3D building generalization is important in 3D generalization and it will be widely used in 3D visualization, especially in 3D city model. Triangle is the base of 3D visualization; a re-triangulation algorithm is proposed to deal with the extra triangles in 3D building modeling and generalization. The algorithm includes two parts: an outline finding algorithm based on neighboring triangle search and a triangulation algorithm of arbitrary polygon.

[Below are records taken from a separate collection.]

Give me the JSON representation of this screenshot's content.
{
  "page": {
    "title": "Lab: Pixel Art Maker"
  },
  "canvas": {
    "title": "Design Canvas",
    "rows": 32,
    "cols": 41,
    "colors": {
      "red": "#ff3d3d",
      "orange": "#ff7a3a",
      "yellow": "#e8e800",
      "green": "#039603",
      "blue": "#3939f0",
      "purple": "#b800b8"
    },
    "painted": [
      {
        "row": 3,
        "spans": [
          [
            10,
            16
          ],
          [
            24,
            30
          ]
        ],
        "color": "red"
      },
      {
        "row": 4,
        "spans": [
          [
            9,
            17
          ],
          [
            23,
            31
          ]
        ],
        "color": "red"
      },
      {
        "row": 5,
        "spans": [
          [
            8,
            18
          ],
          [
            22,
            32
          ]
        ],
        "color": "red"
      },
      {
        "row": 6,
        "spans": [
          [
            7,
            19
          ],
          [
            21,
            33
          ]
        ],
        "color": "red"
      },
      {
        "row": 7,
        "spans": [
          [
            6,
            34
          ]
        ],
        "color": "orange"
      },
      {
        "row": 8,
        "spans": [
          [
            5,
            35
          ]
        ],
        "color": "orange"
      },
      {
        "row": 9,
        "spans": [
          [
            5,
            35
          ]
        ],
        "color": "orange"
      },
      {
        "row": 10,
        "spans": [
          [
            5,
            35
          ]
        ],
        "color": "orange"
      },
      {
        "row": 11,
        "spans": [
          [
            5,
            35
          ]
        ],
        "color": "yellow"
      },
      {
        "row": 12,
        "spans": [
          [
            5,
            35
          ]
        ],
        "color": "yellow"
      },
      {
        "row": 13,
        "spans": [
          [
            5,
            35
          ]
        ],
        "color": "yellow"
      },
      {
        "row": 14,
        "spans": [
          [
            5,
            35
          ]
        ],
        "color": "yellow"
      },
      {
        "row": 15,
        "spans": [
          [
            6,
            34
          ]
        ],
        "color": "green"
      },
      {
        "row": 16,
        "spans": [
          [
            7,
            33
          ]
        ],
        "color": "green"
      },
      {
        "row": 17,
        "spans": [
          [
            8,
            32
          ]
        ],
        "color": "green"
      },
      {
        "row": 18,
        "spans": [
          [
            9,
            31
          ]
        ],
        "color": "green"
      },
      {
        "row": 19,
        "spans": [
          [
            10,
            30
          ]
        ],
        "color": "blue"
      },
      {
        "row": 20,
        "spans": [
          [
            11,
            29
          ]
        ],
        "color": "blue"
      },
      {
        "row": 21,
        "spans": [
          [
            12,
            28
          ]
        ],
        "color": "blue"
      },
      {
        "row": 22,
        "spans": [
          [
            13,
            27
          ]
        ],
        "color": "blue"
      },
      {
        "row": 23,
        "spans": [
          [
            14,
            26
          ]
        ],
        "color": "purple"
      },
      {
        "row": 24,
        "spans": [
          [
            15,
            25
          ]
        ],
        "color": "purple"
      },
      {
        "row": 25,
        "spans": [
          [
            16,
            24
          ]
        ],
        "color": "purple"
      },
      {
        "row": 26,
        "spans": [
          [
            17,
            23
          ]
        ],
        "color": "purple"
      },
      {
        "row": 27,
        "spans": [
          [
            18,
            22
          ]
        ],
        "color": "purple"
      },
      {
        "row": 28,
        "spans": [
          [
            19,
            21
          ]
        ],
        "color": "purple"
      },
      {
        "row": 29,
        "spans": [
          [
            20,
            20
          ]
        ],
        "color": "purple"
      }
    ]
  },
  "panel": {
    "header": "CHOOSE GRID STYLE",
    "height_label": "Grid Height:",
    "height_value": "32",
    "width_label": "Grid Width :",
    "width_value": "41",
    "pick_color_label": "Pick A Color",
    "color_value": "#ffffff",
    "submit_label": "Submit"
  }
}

Triangles on one plane are the base of outline finding algorithm. Neighbors of all triangles are found and a way of noting line segment is introduced. Then search all triangles having less than three neighbors, add all border line segments to a point list (two points as one line segment) by the way introduced, order the line segments and merge those that are adjacent and collinear to get the plane outline. If more than one polygon is contained, the outline should be divided to proper number of polygons, which are used in the triangulation later.

Triangulation algorithm of arbitrary polygon is proposed by analyzing former algorithms on triangulation and based on the method of TIN triangulation. If the polygon has more than one ring, add two reverse line segments between rings to form one closed polygon. Two terms must be fulfilled in triangulation: 1center of triangle must lies inside polygon. 2 new edge of polygon can’t cut the borderline. Calculate two neighbor line segments and judge them by the terms above; if terms are fulfilled, one triangle is found and a new polygon comes forth. Repeat the step above and all triangles are found.

Experiments prove that the algorithm is easy, effective and available to all polygons, but the triangle’s shape is not always good, local optimizing method may be used to optimize the shape of triangles if necessary.